The “world class” building will provide learning, leadership and enterprise facilities for senior school students – with a particular focus on Year 10 – through state-of-the-art technologies and flexible learning spaces.
It will also include a bridge to the existing senior school building, the award-winning Margaret Ames Centre, providing students, teachers and industry mentors a “real life” setting to learn and collaborate.
School principal Kevin Richardson said 75 per cent of the project site would involve landscaping and green space, under a “nature inside and out” approach, with a variety of plants inside and outdoor learning areas.
“A lot of it is gardens and social zones, then you’re bringing nature into the building... we will also have outdoor classrooms,” Mr Richardson said.
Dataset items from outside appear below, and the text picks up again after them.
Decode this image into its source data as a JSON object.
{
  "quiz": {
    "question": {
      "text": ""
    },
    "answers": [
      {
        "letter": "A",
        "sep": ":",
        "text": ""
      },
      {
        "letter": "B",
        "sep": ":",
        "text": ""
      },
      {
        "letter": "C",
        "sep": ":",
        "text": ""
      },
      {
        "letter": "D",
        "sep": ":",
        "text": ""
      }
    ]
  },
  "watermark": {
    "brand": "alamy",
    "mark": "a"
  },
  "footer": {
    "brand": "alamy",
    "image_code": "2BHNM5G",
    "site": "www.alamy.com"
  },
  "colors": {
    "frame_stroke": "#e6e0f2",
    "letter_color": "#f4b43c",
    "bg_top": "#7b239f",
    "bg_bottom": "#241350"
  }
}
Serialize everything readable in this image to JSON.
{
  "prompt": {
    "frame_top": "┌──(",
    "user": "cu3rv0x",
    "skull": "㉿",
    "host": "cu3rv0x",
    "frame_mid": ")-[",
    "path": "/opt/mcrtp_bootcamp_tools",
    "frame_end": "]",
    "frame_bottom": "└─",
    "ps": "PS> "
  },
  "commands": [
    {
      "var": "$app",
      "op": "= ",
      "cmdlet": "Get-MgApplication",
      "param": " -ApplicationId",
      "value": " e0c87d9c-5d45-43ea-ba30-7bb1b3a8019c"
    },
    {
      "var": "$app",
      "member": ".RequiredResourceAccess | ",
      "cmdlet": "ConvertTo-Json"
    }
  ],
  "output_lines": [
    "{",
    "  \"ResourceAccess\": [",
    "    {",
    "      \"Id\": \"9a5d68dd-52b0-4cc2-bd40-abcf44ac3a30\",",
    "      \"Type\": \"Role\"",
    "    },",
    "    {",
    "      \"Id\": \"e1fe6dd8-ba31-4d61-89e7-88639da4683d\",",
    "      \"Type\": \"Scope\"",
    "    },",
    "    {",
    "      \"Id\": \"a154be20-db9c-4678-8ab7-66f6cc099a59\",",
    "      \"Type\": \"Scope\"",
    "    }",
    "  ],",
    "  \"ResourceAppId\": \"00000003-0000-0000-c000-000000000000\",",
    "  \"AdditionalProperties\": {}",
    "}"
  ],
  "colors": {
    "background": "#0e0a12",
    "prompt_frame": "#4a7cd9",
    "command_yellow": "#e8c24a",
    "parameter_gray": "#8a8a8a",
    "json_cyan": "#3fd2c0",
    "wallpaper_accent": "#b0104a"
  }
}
“It’s a pretty radical move away from the normal school development.
“It will allow a slight increase in enrolments but it essential provides better facilities for existing students.
“It has had a lot of student input.”
Year 8 student Lachie said it was a “fantastic” opportunity for future pupils, allowing them to hone their skills for “the jobs of tomorrow”.
Mr Richardson said the centre would be central to the schools’ new program – Year 10: The Year of Discovery – where students will be guided to better understand themselves and prepare for their final years of high school and beyond.
He said it would be “more than just a building” and would usher in a new epoch for the school.
“It is not continuing to just do what we have always done in a new building, but teaching and learning in new ways, giving students innovative growth experiences and preparing them for life beyond school,” he said.
He believed the new centre would address the changing needs of Year 10 students “differently than we have in the past”, as they arrived from middle school.
“Year 10 is a significant year for transition, their needs from a learning perspective are quite different,” he said.
“It’s about helping them discover their future. Discover things about themselves, to discover a vision for where they might be (in the future).
“To discover how they can... help others and think about life quite differently.”
Other features of the centre will include 10 new “studio” classrooms, open to all senior students, a Business Enterprise Centre for young entrepreneurs to operate and finetune their ideas and expanded facilities supporting media-related activities, like podcasting.
It will also include a series of zones, across social, learning, collaboration and wellbeing.
Mr Richardson anticipated the project would provide “fairly significant job creation” but did not have specific numbers.
The project is currently out to tender and the school hopes to have the first sod turned by late November.
Mr Richardson said a number of older buildings, including for maintenance and storage, would make way for the project.